Cosa vuol dire quindi essere un uomo? Possiamo cominciare con una similitudine, prendendo in prestito qualche caratteristica della querciarobur in latino assume anche il significato di forza. Ovvero l’essere saldi, ben piantati a terra. Presupposti della capacità di saper superare anche le intemperie più forti. L’uomo per sua natura ama, quindi trova compimento nel confronto, nella lotta. Secondo lo scrittore britannico Gilbert K. Chesterton, penna apprezzata dallo stesso Mussolini, “un vero soldato non combatte perché ha di fronte a sé qualcosa che odia. Combatte perché ha alle sue spalle qualcosa che ama”.
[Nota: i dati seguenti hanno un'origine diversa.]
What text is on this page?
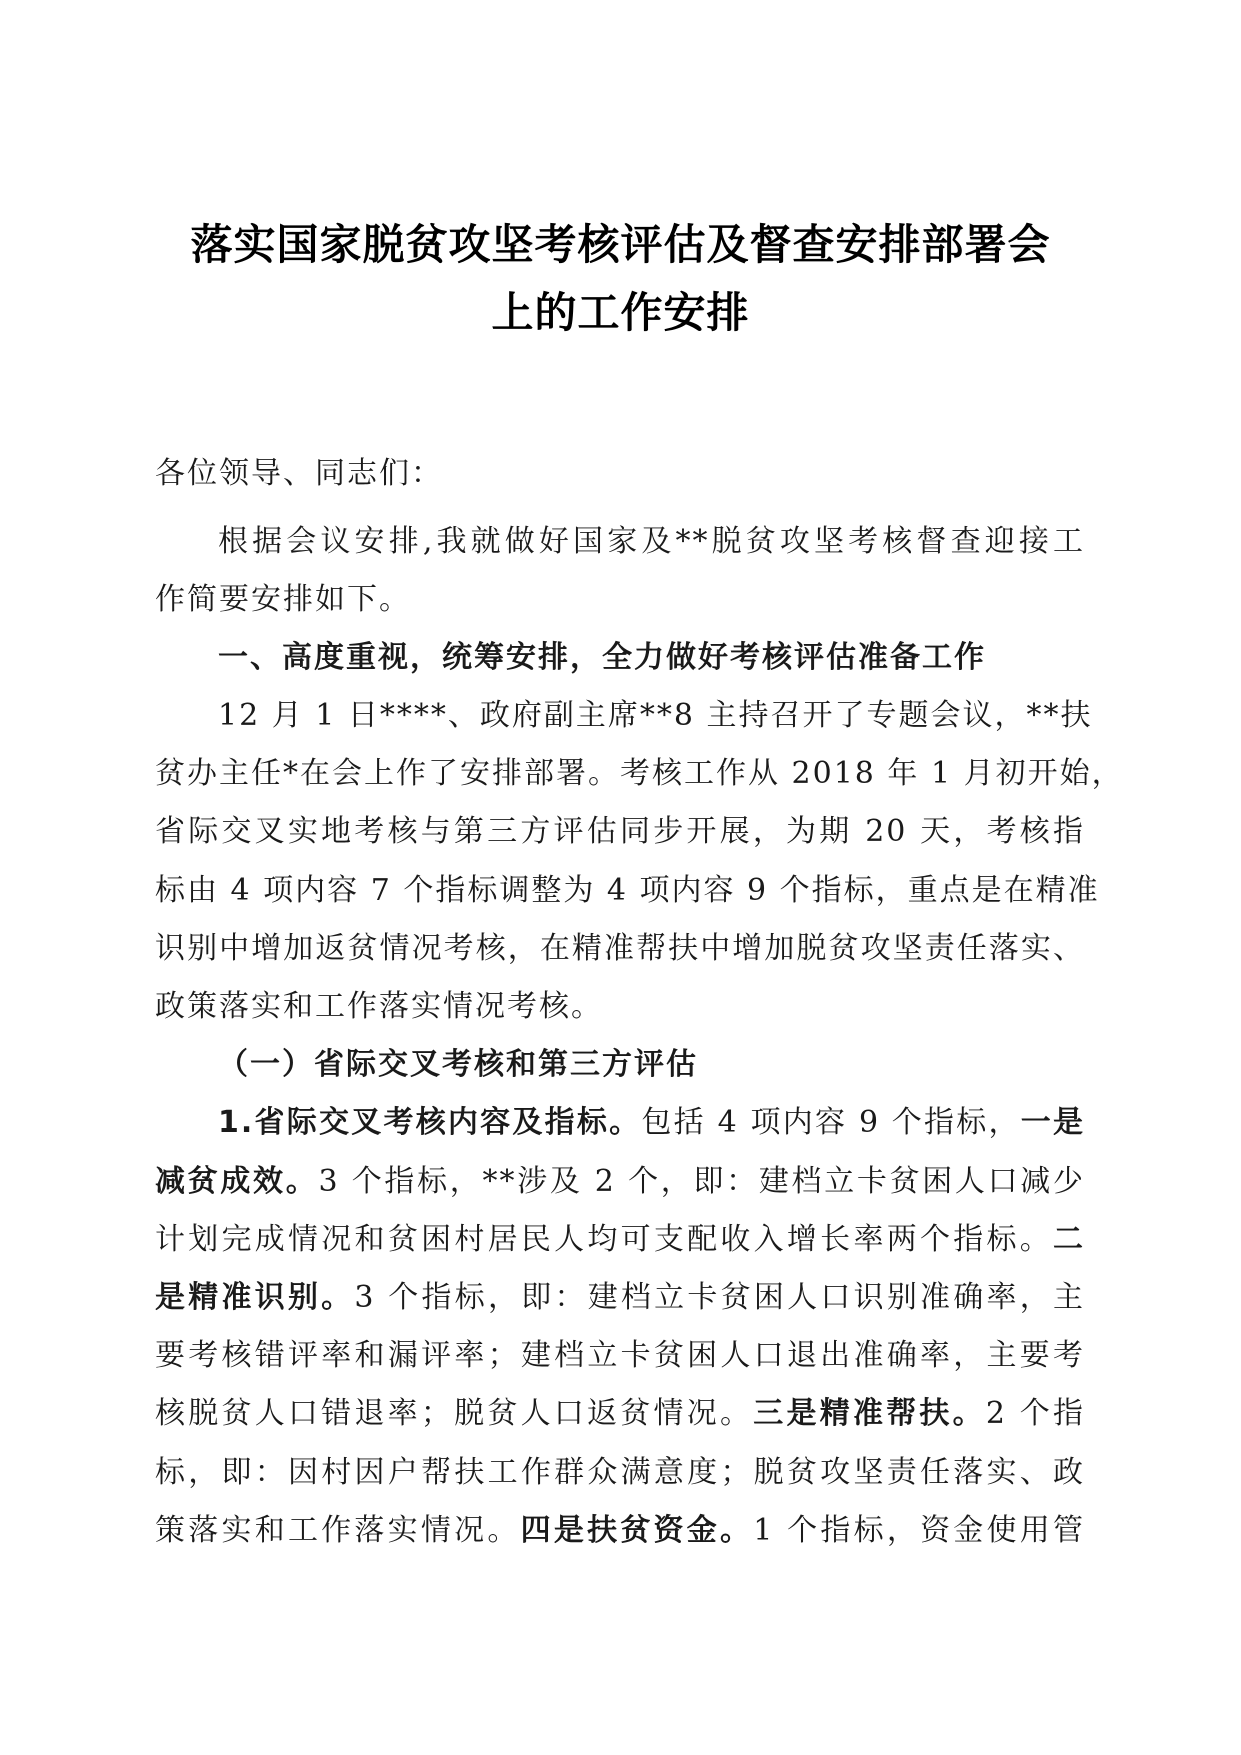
落实国家脱贫攻坚考核评估及督查安排部署会
上的工作安排
各位领导、同志们：
根据会议安排,我就做好国家及**脱贫攻坚考核督查迎接工
作简要安排如下。
一、高度重视，统筹安排，全力做好考核评估准备工作
12 月 1 日****、政府副主席**8 主持召开了专题会议，**扶
贫办主任*在会上作了安排部署。考核工作从 2018 年 1 月初开始，
省际交叉实地考核与第三方评估同步开展，为期 20 天，考核指
标由 4 项内容 7 个指标调整为 4 项内容 9 个指标，重点是在精准
识别中增加返贫情况考核，在精准帮扶中增加脱贫攻坚责任落实、
政策落实和工作落实情况考核。
（一）省际交叉考核和第三方评估
1.省际交叉考核内容及指标。包括 4 项内容 9 个指标，一是
减贫成效。3 个指标，**涉及 2 个，即：建档立卡贫困人口减少
计划完成情况和贫困村居民人均可支配收入增长率两个指标。二
是精准识别。3 个指标，即：建档立卡贫困人口识别准确率，主
要考核错评率和漏评率；建档立卡贫困人口退出准确率，主要考
核脱贫人口错退率；脱贫人口返贫情况。三是精准帮扶。2 个指
标，即：因村因户帮扶工作群众满意度；脱贫攻坚责任落实、政
策落实和工作落实情况。四是扶贫资金。1 个指标，资金使用管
Parole che ci portano direttamente al “protagonista” del libro di Matteo Carnieletto. Ettore, figlio primogenito di Priamo, il re di Troia. Marito di Andromaca e padre di Astianatte, il principe trova la morte per mano di Achille: conscio della fine che lo aspetta, antepone il proprio dovere a tutto il resto. A quel buonsenso che oggi trabocca dalle labbra di tanti stolti. Il valoroso esempio si coprirà comunque di gloria: perché – citando Ovidio – “chi se non un soldato o un amante, sopporterà il freddo della notte, e la neve mista alla fitta pioggia?” E magari anche la sofferenza.

Da Ettore a… Mufasa

Amare e lottare, quasi mai per sé stessi, sovente per chi c’è ora (gli affetti) o per chi ci sarà dopo – in un più ampio senso comunitario. Il mito e la guerra, quante volte – si chiede l’autore del libro – i bambini (maschi) giocano simulando il conflitto? Bisognerebbe fare attenzione alla serietà con cui i più piccoli, immaginandosi all’avventura, affrontano il gioco. 

Parliamo di figli perché il volume è rivolto – in particolar modo – all’uomo che diventa genitore. A quella auctoritas latina che significa far crescere. Dalla carta alla pellicola, sempre a proposito di padri. È uscito in questi giorni nelle  sale cinematografiche il film “Mufasa”, al tempo stesso prequel e sequel de “Il Re Leone”. 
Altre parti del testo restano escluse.